Prime Minister Narendra Modi will never admit it. His role models are not Deendayal Upadhyaya and Hedgewar of the RSS whom he periodically pays obeisance to. It is the Indira Gandhi mould in which he tries to cast himself in. Perhaps because he aspires to acquire the pedigree that life did not give him. Even though this may sound really far fetched if we open our minds and close our eyes.
His highly personalised style of functioning at the PMO and in the BJP is not just reminiscent of Mrs Gandhi, but also an unabashed imitation of it. And if imitation is the best form of flattery, it is a no-brainer that you flatter a person you admire almost like a sycophant would.
The mind says that Modi comes from the saffron brigade and is frank about his humble background. It often misses the point that stories of struggling mother and not having a pair of chappals, go down well with the electorate. And it is not easy for the pracharak of the Sangh Parivar to trapeze to a Congress or a left party.
But the open eyes show a Modi switching suits, shawls and stoles, all that would be prohibitive for those not born to wealth, at least thrice a day!
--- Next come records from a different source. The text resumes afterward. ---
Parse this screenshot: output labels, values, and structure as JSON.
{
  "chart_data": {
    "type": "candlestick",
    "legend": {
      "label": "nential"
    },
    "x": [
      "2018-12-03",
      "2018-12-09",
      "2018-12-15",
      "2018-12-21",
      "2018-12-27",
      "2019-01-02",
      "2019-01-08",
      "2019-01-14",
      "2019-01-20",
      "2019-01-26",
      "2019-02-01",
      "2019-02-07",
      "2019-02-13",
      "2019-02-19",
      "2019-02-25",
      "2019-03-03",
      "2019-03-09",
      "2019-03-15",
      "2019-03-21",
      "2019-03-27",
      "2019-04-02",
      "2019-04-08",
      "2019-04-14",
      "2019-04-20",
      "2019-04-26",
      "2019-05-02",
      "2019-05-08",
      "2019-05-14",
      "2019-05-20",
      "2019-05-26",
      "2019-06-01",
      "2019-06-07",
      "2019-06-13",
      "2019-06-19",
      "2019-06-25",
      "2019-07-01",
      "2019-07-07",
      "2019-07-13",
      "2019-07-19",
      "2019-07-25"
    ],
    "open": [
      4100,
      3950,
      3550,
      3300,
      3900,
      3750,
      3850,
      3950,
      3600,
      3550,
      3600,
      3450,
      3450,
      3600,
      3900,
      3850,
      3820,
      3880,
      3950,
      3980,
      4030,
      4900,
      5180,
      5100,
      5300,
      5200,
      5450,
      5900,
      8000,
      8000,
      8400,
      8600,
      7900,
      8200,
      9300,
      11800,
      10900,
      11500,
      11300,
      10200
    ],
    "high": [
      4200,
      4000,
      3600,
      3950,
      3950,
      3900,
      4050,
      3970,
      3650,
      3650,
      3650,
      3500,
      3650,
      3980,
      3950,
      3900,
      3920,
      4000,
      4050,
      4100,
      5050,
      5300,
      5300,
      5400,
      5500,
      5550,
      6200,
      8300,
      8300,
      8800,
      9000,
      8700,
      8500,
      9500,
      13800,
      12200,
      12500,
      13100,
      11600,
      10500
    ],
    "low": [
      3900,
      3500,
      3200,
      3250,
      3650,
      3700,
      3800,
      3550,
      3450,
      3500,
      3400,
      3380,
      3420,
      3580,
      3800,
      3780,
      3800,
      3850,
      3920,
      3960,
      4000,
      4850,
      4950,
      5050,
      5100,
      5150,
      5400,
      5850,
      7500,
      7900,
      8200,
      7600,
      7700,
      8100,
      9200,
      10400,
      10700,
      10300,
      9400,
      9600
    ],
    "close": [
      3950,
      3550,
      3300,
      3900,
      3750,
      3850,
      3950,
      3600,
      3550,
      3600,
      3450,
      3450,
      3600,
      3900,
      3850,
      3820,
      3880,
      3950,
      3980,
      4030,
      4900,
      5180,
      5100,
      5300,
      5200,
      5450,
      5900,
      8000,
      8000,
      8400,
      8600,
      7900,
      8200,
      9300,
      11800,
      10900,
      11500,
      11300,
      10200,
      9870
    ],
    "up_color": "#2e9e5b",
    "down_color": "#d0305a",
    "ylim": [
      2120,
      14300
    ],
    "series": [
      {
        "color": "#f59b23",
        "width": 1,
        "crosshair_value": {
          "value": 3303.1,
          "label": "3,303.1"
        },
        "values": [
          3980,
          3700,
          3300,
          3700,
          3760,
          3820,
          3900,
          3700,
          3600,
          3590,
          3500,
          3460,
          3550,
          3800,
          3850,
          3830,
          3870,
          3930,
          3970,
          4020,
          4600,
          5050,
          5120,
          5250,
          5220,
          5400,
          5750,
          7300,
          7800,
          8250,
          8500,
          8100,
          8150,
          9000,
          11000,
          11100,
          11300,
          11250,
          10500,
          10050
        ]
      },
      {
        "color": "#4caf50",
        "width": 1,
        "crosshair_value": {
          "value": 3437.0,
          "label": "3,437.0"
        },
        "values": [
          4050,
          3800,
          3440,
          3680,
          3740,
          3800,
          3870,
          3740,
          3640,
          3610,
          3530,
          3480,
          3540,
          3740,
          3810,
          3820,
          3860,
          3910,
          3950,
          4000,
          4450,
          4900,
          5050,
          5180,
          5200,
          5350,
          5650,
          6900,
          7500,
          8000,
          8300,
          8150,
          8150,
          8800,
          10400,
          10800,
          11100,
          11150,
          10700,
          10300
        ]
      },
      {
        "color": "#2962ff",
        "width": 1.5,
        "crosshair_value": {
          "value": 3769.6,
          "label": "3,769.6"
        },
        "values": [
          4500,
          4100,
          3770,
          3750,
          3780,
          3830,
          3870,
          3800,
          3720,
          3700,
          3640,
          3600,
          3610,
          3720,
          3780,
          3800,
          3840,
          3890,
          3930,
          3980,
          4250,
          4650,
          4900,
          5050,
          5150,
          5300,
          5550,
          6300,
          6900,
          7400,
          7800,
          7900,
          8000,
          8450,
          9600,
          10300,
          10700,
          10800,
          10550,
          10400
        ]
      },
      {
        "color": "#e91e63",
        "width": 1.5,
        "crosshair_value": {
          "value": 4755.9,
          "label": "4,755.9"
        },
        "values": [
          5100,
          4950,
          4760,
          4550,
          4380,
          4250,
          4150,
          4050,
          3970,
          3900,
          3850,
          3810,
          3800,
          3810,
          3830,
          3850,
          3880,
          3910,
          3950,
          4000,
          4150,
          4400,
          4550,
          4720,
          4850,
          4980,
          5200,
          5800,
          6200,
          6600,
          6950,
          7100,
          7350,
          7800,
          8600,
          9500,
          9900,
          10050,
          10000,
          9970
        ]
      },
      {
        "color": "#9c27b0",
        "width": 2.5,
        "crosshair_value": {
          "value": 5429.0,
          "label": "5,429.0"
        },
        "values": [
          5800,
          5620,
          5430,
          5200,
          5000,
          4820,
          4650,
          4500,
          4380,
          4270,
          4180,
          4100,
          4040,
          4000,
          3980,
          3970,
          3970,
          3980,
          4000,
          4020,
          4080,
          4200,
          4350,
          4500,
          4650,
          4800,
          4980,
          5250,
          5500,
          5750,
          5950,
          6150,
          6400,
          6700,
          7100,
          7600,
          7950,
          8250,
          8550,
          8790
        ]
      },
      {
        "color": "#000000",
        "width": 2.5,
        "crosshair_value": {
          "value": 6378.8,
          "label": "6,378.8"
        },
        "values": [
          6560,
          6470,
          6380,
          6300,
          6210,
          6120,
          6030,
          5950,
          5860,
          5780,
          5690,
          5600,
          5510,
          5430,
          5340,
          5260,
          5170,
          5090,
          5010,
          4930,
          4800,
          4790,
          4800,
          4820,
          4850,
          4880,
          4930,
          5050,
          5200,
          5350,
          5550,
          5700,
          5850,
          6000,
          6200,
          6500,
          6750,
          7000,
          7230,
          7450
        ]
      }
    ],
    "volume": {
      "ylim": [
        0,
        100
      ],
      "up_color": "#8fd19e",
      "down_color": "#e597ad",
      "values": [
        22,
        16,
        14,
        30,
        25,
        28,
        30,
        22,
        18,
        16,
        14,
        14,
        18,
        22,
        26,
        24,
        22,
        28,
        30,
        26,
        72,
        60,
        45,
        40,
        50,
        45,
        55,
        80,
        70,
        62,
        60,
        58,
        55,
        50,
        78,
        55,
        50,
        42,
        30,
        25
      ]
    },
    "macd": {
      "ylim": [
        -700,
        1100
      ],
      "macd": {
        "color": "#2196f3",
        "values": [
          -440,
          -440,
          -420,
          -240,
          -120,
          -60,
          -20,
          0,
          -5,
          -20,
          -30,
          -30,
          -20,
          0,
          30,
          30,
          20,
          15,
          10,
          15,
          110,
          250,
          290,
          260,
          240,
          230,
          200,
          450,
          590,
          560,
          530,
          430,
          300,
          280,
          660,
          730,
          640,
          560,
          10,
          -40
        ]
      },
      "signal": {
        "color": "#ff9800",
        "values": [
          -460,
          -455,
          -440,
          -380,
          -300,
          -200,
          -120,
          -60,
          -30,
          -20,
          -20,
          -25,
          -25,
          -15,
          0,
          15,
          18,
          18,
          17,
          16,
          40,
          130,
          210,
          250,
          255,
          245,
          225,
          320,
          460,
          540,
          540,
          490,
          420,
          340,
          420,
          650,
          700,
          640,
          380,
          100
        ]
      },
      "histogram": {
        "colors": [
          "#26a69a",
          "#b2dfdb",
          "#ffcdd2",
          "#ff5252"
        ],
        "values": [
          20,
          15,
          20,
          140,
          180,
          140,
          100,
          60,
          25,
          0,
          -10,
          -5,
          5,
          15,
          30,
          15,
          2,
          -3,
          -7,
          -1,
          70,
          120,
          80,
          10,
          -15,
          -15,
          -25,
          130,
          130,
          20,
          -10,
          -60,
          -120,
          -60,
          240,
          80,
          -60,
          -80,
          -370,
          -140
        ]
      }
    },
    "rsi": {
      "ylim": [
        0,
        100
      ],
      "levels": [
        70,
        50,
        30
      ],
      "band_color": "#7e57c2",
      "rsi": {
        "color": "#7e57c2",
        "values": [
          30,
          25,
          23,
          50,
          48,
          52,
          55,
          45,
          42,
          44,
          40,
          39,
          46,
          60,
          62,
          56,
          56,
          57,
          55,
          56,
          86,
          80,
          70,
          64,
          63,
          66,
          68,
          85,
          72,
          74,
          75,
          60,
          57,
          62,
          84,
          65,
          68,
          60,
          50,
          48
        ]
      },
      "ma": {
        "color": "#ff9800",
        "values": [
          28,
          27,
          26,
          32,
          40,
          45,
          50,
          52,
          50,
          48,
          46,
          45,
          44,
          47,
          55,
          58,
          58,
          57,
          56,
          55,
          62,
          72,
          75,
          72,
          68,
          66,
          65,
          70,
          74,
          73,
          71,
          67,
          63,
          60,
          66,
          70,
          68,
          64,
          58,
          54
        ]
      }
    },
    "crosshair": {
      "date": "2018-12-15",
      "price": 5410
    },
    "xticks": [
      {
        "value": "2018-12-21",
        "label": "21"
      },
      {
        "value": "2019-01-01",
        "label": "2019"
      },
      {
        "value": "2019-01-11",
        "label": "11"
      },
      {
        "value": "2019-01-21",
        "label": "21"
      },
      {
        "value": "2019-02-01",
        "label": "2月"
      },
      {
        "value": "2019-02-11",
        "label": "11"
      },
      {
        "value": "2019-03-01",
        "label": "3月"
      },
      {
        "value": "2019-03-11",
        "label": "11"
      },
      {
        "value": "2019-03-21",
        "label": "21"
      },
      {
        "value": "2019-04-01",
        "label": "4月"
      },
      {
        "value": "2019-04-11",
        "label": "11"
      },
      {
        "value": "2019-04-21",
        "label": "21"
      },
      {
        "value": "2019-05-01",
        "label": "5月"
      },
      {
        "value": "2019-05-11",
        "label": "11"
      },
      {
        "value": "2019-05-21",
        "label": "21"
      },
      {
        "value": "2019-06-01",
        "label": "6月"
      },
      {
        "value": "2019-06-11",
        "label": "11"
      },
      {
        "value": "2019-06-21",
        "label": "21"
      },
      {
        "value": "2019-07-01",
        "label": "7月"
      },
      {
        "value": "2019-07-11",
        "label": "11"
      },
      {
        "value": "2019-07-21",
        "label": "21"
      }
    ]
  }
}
From his shoes to the pocket square, the pen and the pin, all smell of money. His extremely coordinated and brilliantly designed sartorial style is something the mind will say is good for India's image. But open your eyes to the reality around, and the mind will ask, is it paid for by the tax payers?
Mrs Gandhi too changed her sarees to suit the event. They told the stories of India's wealth of weaves and helped promote the livelihood of weavers and craftsmen. Rajiv Gandhi's most remembered apparel was the natural shade of pashmina lohi that he wore—it was not the priceless shawl but the way he draped it across his shoulder that had everyone going gaga over him.
Modi may try to be like Indira—a strong and capable leader. But in 18 months, he has shown a strength that has got him nowhere, the capability we have yet to see. He seems to be encouraging cronies like she did, but has not touched people's lives the way she did.
Does Modi really believe that pedigree—even an acquired faux variety—can make a great Prime Minister? He does not have to apply his mind for an answer. He has just to open his eyes and see Rahul Gandhi.
He would do well to look at one of the many photographs of former prime minister Atal Bihari Vajpayee from his own party, for inspiration. It was not just his partymen who love him. The opposition leaders have anecdotes laced with love for this Bharat Ratna.